El tráfico estaba difícil
y la nieve comenzaba a acumularse en la cuneta. El termómetro del coche marcaba
-3º, así que lo más probable era que aquella familia no estuviera a la
intemperie, sobre todo teniendo en cuenta que tenían un niño. Para colmo de
males, las calles del centro estaban cortadas porque un desfile de músicos y
coros recorrían la avenida cantando villancicos. Sólo encontré sitio para
aparcar en el parking de Saint Romain y hube de caminar la buena distancia que
me separaba del supermercado. No llevaba paraguas y la nevada arreciaba, así
que comencé a mojarme. Me decía a mí mismo que estaba loco, que no iba a
encontrar a aquel individuo y que, si lo hacía, no tendría ni la menor idea de
cómo arreglar una máquina.
La larga fila de niños y
padres seguía allá. Claro, eran otros niños, eran otros padres y hasta era un
nuevo Papa Noel, pero la escena era idéntica.
El cielo ayuda a los
desesperados. Pedid y se os dará, dicen los textos sagrados. Sí, allí estaban
los tres, casi pegados contra el murete del establecimiento, protegidos de la
nieve por una pequeña marquesina que sobresalía del tejado. Me acerqué a ellos
pensando que me iban a reconocer inmediatamente. Una ingenuidad. Aquel hombre
veía pasar miles de personas por delante de él cada día, cada una de ellas con
la misma indiferencia que la anterior.
Tenía una expresión de
miedo cuando le abordé y la madre, instintivamente, abrazó al pequeño contra su
pecho. Sin duda, a sus ojos, yo debía aparecer como un asaltante peligroso.

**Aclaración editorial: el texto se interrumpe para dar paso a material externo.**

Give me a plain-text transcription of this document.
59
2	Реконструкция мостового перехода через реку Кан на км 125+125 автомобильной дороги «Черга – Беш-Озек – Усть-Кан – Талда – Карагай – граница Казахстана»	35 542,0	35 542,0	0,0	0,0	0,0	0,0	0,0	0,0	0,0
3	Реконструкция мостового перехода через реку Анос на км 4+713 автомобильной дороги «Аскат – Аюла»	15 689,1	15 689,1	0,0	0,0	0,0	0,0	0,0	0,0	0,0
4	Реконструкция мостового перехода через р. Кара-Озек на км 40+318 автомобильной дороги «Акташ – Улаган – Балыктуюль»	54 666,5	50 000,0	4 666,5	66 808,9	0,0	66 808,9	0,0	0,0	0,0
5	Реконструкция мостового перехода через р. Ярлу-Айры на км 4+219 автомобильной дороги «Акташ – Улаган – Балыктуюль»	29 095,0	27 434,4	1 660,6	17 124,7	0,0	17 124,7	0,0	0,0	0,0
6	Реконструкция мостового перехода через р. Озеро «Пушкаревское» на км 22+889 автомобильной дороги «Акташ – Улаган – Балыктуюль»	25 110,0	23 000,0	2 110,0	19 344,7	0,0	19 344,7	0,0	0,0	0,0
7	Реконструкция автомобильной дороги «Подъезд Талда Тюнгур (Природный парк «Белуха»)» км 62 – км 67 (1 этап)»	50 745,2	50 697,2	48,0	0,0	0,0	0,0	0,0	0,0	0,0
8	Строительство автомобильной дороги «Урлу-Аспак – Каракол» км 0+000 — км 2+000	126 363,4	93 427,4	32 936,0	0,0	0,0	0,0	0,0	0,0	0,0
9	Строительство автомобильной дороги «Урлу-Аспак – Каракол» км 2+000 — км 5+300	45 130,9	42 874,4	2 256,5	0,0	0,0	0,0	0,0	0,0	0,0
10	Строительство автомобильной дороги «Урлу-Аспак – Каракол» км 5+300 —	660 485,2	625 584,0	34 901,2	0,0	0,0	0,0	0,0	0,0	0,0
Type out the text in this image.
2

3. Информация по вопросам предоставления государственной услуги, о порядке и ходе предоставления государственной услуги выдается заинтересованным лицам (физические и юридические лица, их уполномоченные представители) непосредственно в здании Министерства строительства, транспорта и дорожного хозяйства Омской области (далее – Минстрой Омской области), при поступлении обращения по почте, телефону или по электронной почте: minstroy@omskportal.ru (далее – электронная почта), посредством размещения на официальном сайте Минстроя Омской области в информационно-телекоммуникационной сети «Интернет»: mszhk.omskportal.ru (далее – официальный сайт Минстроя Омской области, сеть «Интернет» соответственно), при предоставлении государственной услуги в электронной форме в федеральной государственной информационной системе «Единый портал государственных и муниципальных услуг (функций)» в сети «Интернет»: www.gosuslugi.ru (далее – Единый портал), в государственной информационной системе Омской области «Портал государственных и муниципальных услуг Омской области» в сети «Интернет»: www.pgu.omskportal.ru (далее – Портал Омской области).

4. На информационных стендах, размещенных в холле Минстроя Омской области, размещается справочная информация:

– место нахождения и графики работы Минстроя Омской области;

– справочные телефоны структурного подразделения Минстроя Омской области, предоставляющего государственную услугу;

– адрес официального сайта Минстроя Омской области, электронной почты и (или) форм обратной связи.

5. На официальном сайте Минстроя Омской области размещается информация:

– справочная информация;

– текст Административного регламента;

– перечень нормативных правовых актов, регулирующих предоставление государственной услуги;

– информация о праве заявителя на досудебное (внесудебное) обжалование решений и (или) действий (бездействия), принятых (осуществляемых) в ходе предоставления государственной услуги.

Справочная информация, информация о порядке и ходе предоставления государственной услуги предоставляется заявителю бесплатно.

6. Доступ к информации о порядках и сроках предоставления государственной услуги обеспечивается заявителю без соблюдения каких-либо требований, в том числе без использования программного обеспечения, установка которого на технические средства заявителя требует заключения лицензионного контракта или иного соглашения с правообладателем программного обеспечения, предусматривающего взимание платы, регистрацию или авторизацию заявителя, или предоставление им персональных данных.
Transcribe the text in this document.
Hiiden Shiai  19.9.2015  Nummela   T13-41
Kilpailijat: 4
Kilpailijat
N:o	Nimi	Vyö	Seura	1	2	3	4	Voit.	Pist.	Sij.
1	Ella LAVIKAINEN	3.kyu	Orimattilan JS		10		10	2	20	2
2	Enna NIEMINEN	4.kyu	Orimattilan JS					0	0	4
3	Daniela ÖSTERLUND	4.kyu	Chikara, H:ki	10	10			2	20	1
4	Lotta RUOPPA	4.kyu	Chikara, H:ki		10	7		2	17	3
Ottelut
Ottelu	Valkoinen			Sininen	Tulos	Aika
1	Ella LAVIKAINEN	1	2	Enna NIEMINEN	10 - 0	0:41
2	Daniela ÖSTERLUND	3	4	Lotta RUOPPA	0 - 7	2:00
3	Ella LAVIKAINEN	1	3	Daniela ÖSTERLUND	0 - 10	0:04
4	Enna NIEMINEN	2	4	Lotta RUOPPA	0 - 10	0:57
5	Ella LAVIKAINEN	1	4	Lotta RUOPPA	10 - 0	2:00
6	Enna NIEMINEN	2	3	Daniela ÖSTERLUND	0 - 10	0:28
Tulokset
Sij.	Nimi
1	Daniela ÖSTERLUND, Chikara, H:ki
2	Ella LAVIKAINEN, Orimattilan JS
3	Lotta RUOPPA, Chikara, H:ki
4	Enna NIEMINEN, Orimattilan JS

Cuando entendí que él no comprendía nada, ni me recordaba, le dije:
– Lo siento, discúlpeme.
Usted me dijo hace unos días que buscaba trabajo. Tengo un trabajo para usted.
Es urgente y deseo que empiece ahora mismo.
Alargué mi tarjeta de
visita y él la tomó con incredulidad. Lo de Directeur pareció calmarle y
dar cierto viso de verosimilitud a lo extravagante del momento. Una de las corales
populares que deambulaban por la ciudad, nos pasó al lado, cantando Mon beau
sapin y el niñito se les quedó mirando con cara de felicidad.
Aquel hombre, mi
esperanza y mi posible salvación, habló algunas palabras con su mujer usando su
lengua natal, de modo que no entendí nada. Deduje que estaba interesado en el
trabajo pero que no les podía dejar allá abandonados.
– ¿Tienen ustedes donde
hospedarse? – pregunté tímidamente.
– Sí, pero sólo pagamos las
noches en la pensión. No podemos entrar hasta las 10. – me repuso con cierta incomodidad. Supuse que la
habitación se usaba para otros menesteres por horas durante el día.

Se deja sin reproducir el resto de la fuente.